COMUNICATO STAMPA

Tavolo 3 Morelia, Chiapas, 30 luglio 1996

All'interno delle attività artistiche, oggi si presentarono nella comunità di Morelia, spettacoli di canto eseguiti da Emilio Amaya, nordamericano, Jordi Maretí catalano e Walter Barrientos del Perú. Le attività teatrali sono state organizzate da Carlos Bracho, Leopoldo Ayala, Pável Fernández e Flor Jorgen messicani, dalla Francia, Frédric Gustaedt, Lyazid Khinoun y Stephane Corby. Nicolás Nuñez e la Scuola di Ricerca Teatrale della UNAM. Inoltre, i tedeschi Stef an Dierbach e Mónica Ahvens suonarono rispettivamente la chitarra e il violino; i messicani Erika Maes e Alex Bruck presentarono lo spettacolo "Contrapunto en lucha" accompagnato da violino e viola.

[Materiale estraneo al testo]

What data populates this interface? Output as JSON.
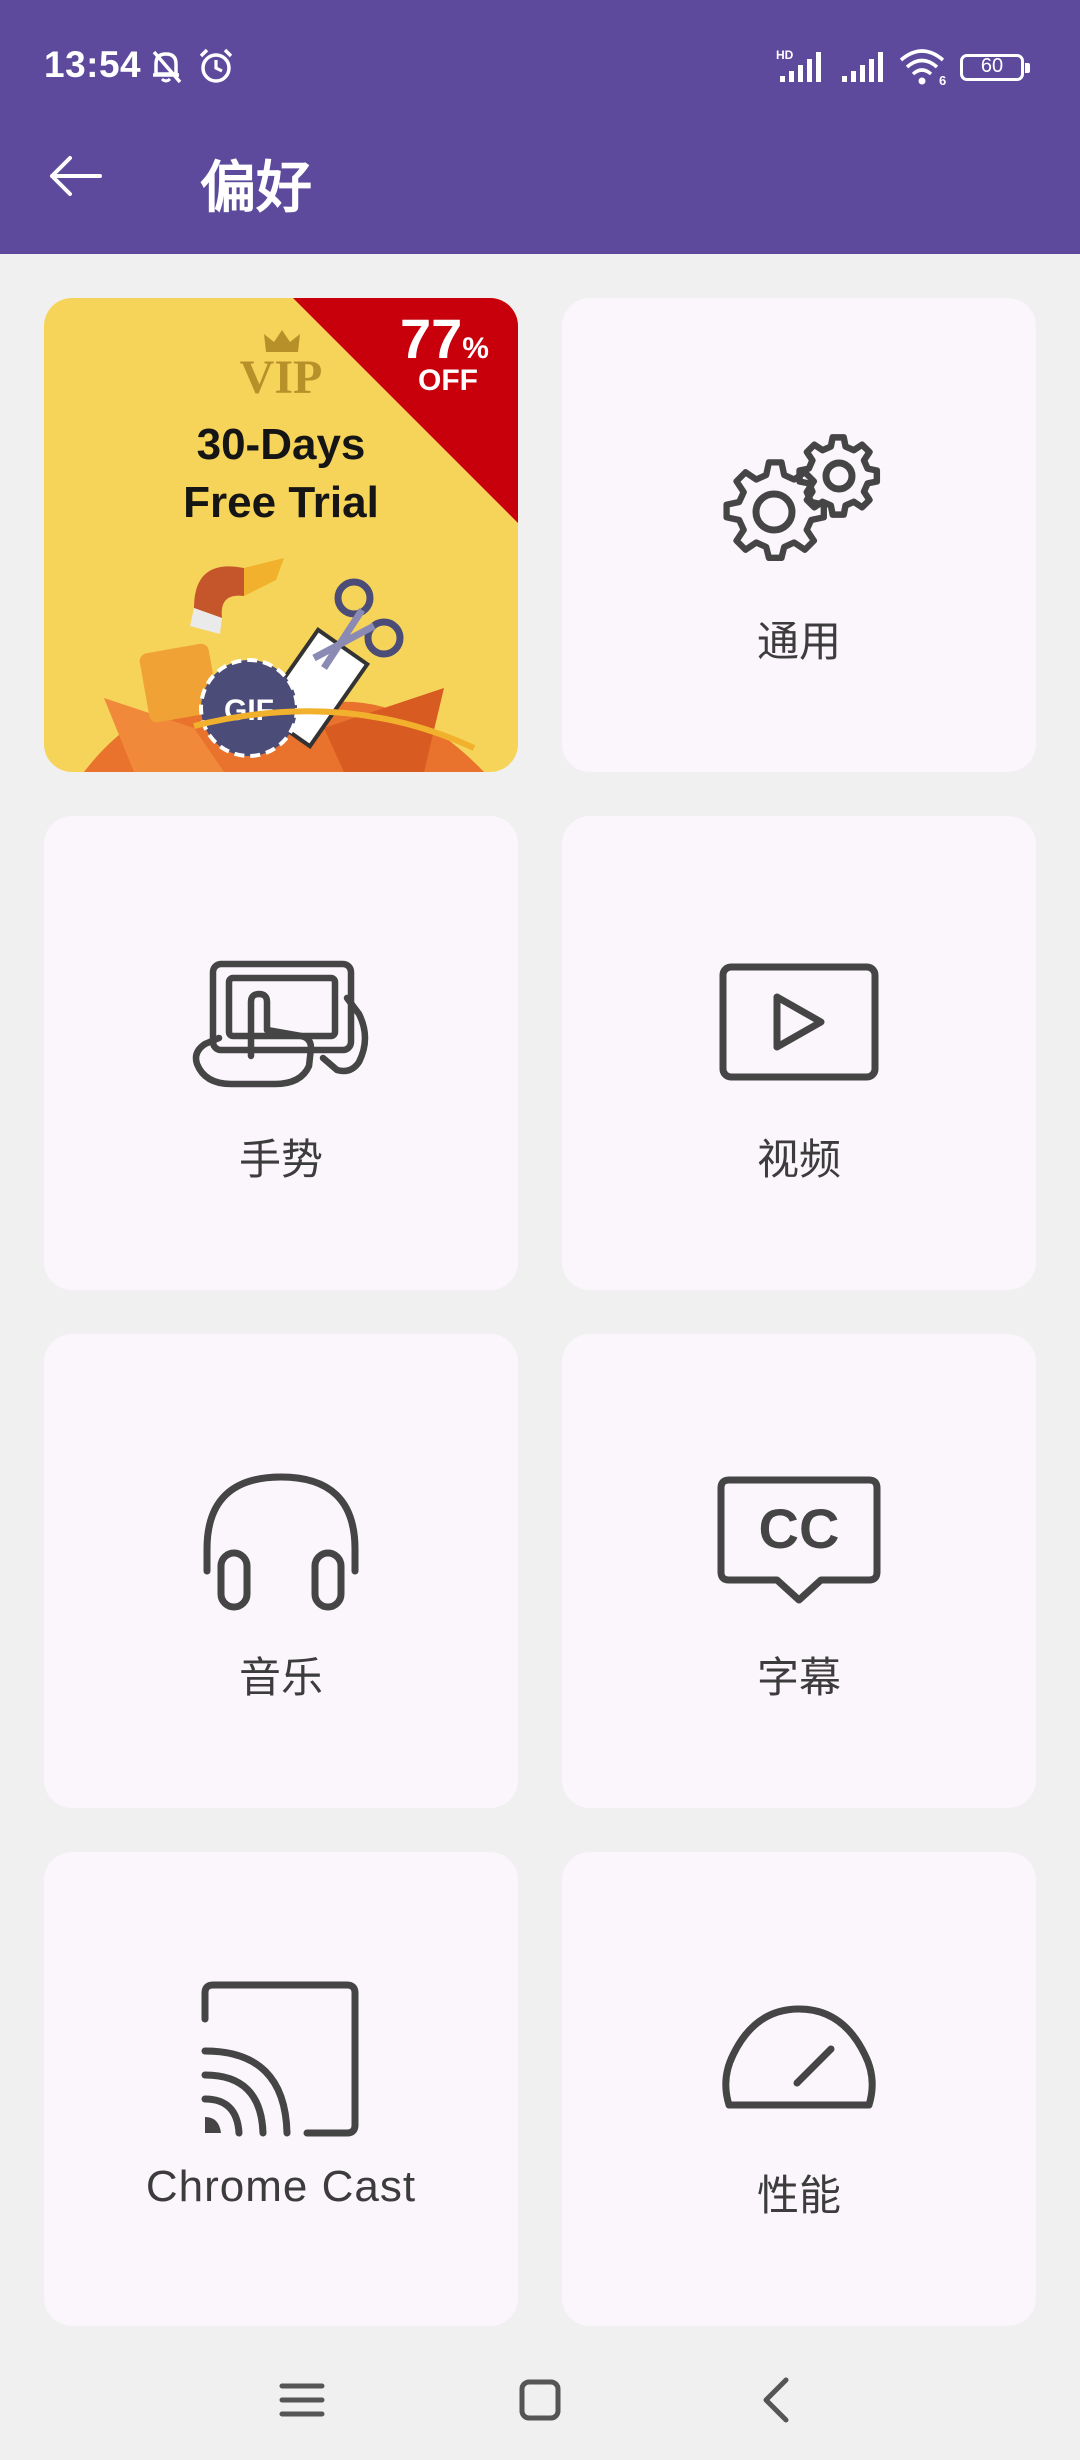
{
  "status_bar": {
    "time": "13:54",
    "icons": [
      "bell-off-icon",
      "alarm-icon",
      "hd-signal-icon",
      "signal-icon",
      "wifi-icon"
    ],
    "wifi_label": "6",
    "battery": "60"
  },
  "header": {
    "title": "偏好",
    "back_icon": "arrow-left-icon",
    "background": "#5d4a9c"
  },
  "promo": {
    "discount": "77",
    "percent": "%",
    "off": "OFF",
    "vip": "VIP",
    "line1": "30-Days",
    "line2": "Free Trial",
    "badge": "GIF",
    "colors": {
      "background": "#f6d45a",
      "corner": "#c8000c"
    }
  },
  "menu": {
    "general": {
      "label": "通用",
      "icon": "gears-icon"
    },
    "gesture": {
      "label": "手势",
      "icon": "gesture-tablet-icon"
    },
    "video": {
      "label": "视频",
      "icon": "video-play-icon"
    },
    "music": {
      "label": "音乐",
      "icon": "headphones-icon"
    },
    "subtitle": {
      "label": "字幕",
      "icon": "closed-caption-icon",
      "glyph": "CC"
    },
    "chromecast": {
      "label": "Chrome Cast",
      "icon": "cast-icon"
    },
    "performance": {
      "label": "性能",
      "icon": "speedometer-icon"
    }
  },
  "nav_bar": {
    "buttons": [
      "menu-icon",
      "home-icon",
      "back-icon"
    ]
  },
  "colors": {
    "card": "#fbf5fc",
    "page": "#f0f0f0",
    "icon": "#454545"
  }
}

Si presentarono inoltre il gruppo Chuchumbé di Veracruz e Sonia Jiménez Armendáriz.

Ci fu anche un pannello con 18 serigrafie di 18 autori della Convención Metropolitana de Artistas y Trabajadores de la Cultura Cuauhtemoc Venencio Sánchez, di Città del Messico. Vari artisti acrobati lavorarono con i bambini della comunità e venne presentato uno spettacolo di giochi d'equilibrismo per loro a cura di Salemi Antonio e Fred Duret provenienti dal Belgio, Robert Kalmar svizzero e Elizabeth Douner americana. Hélene Becq, belga cantò canzoni per bambini; Isabel Escudero, spagnola, organizzò giochi e Juan Carlos González, messicano, insegnò loro una danza-rito tolteca. Nell'Auditorio di Aguascalientes IV, si presentarono Ruben Pagura del Costa Rica con un'opera teatrale, Raquel Salinas degli Stati Uniti con una performance, Sarah Franco-Ferrer francese con un'altra opera teatrale. Una bambina della comunità recitò una poesia e un bambino cantò una canzone.

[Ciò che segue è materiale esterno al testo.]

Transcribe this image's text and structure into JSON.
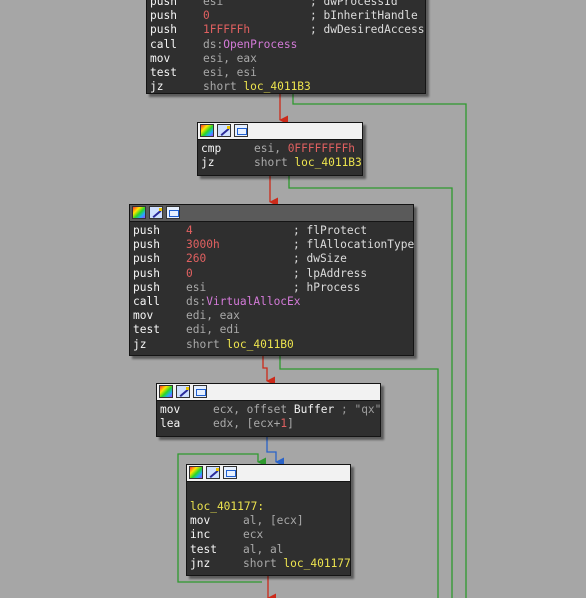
{
  "colors": {
    "background": "#a6a6a6",
    "node_background": "#2f2f2f",
    "edge_true": "#2f9a2f",
    "edge_false": "#cc2a1a",
    "edge_normal": "#2a63c8",
    "mnemonic": "#f5f5f5",
    "number": "#e06060",
    "symbol": "#d37ad8",
    "location": "#ece34e"
  },
  "header_icons": [
    "graph-overview-icon",
    "edit-node-icon",
    "node-picture-icon"
  ],
  "nodes": [
    {
      "id": "block-open-process",
      "lines": [
        {
          "mn": "push",
          "op": "esi",
          "cmt": "; dwProcessId"
        },
        {
          "mn": "push",
          "num": "0",
          "cmt": "; bInheritHandle"
        },
        {
          "mn": "push",
          "num": "1FFFFFh",
          "cmt": "; dwDesiredAccess"
        },
        {
          "mn": "call",
          "pre": "ds:",
          "sym": "OpenProcess"
        },
        {
          "mn": "mov",
          "op": "esi, eax"
        },
        {
          "mn": "test",
          "op": "esi, esi"
        },
        {
          "mn": "jz",
          "op": "short ",
          "loc": "loc_4011B3"
        }
      ]
    },
    {
      "id": "block-cmp",
      "lines": [
        {
          "mn": "cmp",
          "op": "esi, ",
          "num": "0FFFFFFFFh"
        },
        {
          "mn": "jz",
          "op": "short ",
          "loc": "loc_4011B3"
        }
      ]
    },
    {
      "id": "block-virtual-alloc",
      "lines": [
        {
          "mn": "push",
          "num": "4",
          "cmt": "; flProtect"
        },
        {
          "mn": "push",
          "num": "3000h",
          "cmt": "; flAllocationType"
        },
        {
          "mn": "push",
          "num": "260",
          "cmt": "; dwSize"
        },
        {
          "mn": "push",
          "num": "0",
          "cmt": "; lpAddress"
        },
        {
          "mn": "push",
          "op": "esi",
          "cmt": "; hProcess"
        },
        {
          "mn": "call",
          "pre": "ds:",
          "sym": "VirtualAllocEx"
        },
        {
          "mn": "mov",
          "op": "edi, eax"
        },
        {
          "mn": "test",
          "op": "edi, edi"
        },
        {
          "mn": "jz",
          "op": "short ",
          "loc": "loc_4011B0"
        }
      ]
    },
    {
      "id": "block-buffer",
      "lines": [
        {
          "mn": "mov",
          "op": "ecx, offset ",
          "lbl": "Buffer",
          "strc": " ; \"qx\""
        },
        {
          "mn": "lea",
          "op": "edx, [ecx+",
          "num": "1",
          "op2": "]"
        }
      ]
    },
    {
      "id": "block-loop",
      "lines": [
        {
          "label": "loc_401177:"
        },
        {
          "mn": "mov",
          "op": "al, [ecx]"
        },
        {
          "mn": "inc",
          "op": "ecx"
        },
        {
          "mn": "test",
          "op": "al, al"
        },
        {
          "mn": "jnz",
          "op": "short ",
          "loc": "loc_401177"
        }
      ]
    }
  ]
}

Ai tavoli di lavoro è nata una proposta di creare una Rete Zapatista di Liberazione Mondiale attraverso Internet. Nel sotto-tavolo A, riferito ai mezzi di comunicazione, si invitarono i lavoratori dell'informazione a non essere complici della disinformazione. All'interno di questo tavolo furono presentati i video "L'EZLN e le donne", "Ya Basta, le utopie devono essere realizzate quotidianamente", "Il paese dei muri", "Euskai Herria, 1995" e "Il turismo nelle Canarie". Nel sotto-tavolo B, dedicato all'educazione, si disse che il neoliberismo cerca di formare tecnici o tecnocrati, ma non esseri umani integri e seppure è obbligato dallo Stato ad offrire educazione, questa non è integra, perciò si è proposto di creare un sistema di autogestione educativa, nell'ottica che ciò che è importante non sono gli attestati o i certificati ma la preparazione reale dell'individuo. Il comandante Salvador disse che per apprendere non è necessario un tetto e che se il maestro non si alimenta con il pensiero dei bambini, allora l'educazione è morta, e questo è autoritarismo. Nel sotto-tavolo C riferito all'arte, si è proposto, tra le altre cose, di rinforzare le forme collettive creative, occupare terreni abbandonati, edifici e piazze per la creazione di scuole d'arte e spazi culturali, creare un "Giorno Internazionale del Graffito" e la formazione di istituti per creare una cultura del corpo: danza e sessualità. Nel sotto-tavolo D, Culture Diverse, si disse che la cultura non è un oggetto ma un atto nello spazio e non ci sono culture superiori ad altre. Ciò di cui si tratta non sono rappresentazioni manichee, come se esistesse un soggetto malvagio dietro il neoliberismo, ma che è qualcosa di più complesso. La cultura si manifesta nel quotidiano ed è qui dove si deve combattere. Si tratta di condividere i differenti punti di vista e riconoscere che l'altro sta in noi. In generale i relatori furono d'accordo che non è possibile creare un movimento in soli tre giorni. Dopo quasi tre giorni di pioggia costante, oggi, giorno di luna piena, uscì il sole.